日々の学び:神山理子『女子大生、オナホを売る。』

この本の中心的なメッセージは「極端なことを経験することによって、実はそこから普遍的なインサイトを抽出することができる」ということだと私は考えている。

タイトルが突飛が故(内容も多少)、取り上げるか悩みましたが良書だったので紹介。たしかTwitterで見かけたので拝読。

タイトルこそ、派手(エロ)ではあるが内容としては、ドメイン知識のないブルーオーシャンを「丁寧なリサーチと仮説検証」で切り開く、という話であった。これまた『金儲けのレシピ』のように本質的でリサーチの切り口やその丁寧さに金言が多くあった。

既存商品で争われていた商品特徴ではなく、「既存商品では盲点だった、かゆいところ」を最大の需要として捉えるべきです。

そして「良いインサイトの発掘」とは、簡単にいえば「顧客の気持ちを、顧客以上に理解して、彼らすらも気づいていない悩みを代わりに見つけてあげること」です。そして、彼らすら気づいていない悩みに対して、「先回りして解決策を提供する」のがコンセプトであり、事業です。

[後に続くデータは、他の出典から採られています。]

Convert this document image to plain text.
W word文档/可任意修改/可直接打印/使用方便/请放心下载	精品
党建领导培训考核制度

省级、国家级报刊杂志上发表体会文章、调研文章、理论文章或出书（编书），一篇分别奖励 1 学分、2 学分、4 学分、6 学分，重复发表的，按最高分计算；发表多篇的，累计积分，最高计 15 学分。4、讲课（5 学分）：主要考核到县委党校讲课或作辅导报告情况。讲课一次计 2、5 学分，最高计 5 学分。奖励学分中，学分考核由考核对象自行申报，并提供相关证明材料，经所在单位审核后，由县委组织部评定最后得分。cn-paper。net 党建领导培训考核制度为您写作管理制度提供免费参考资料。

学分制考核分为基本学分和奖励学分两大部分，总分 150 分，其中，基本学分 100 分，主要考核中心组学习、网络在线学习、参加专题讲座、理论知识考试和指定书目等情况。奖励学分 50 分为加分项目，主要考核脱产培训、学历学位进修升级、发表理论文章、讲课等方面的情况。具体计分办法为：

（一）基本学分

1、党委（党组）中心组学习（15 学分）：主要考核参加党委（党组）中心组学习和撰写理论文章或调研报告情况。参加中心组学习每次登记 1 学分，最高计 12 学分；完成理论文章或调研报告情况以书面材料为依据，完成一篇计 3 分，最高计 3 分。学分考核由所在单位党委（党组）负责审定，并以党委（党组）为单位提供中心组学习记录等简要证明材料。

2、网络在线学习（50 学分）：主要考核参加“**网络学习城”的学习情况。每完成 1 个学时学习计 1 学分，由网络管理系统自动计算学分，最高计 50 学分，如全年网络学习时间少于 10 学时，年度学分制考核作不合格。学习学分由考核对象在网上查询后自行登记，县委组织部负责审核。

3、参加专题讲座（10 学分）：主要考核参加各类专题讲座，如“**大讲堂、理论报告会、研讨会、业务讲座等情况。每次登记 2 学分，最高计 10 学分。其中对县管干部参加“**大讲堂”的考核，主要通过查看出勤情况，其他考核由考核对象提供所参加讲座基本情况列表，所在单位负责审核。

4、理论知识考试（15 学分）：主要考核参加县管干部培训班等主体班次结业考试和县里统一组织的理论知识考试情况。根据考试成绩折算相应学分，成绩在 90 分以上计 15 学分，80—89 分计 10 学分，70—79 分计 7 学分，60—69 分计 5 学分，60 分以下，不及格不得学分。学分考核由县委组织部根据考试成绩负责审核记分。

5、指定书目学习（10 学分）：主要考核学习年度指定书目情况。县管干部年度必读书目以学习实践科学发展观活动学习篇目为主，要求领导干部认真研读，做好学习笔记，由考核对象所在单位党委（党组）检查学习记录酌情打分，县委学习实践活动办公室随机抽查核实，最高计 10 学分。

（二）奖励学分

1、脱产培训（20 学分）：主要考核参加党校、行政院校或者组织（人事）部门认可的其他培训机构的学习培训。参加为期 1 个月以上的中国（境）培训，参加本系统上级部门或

①まず最初に「自分には、多かれ少なかれ思い込みがあること」を心得る。
②欲求を深掘りしながら、仮説を表にしていく。
③インタビューをするための事前準備をする。
④インタビュー前半では、傾聴に徹する。
⑤インタビュー後半では、自分の仮説を検証する。

「良いコンセプト」とはなんでしょう。 まず〝性質要件〟としては、
1.ターゲット顧客がまだ解決していない悩みを、解決できるもの
2.同じコンセプトで売り出している商品が、まだ市場に存在していないことでしょう。
そして〝表現要件〟としては、
1.その商品が持つ最大の特徴と、それによるユーザーベネフィットがすぐにわかること
2. 1文で表現できること(端的であること)です。

およそアダルト領域とは思えない内容である。分析という仕事からは少し離れているが、顧客の潜在的なニーズをリサーチし、仮説検証し、行動する、ということはそう遠くないことな気がした。公共の場では読みづらい表紙ではあるが、ぜひご一読を。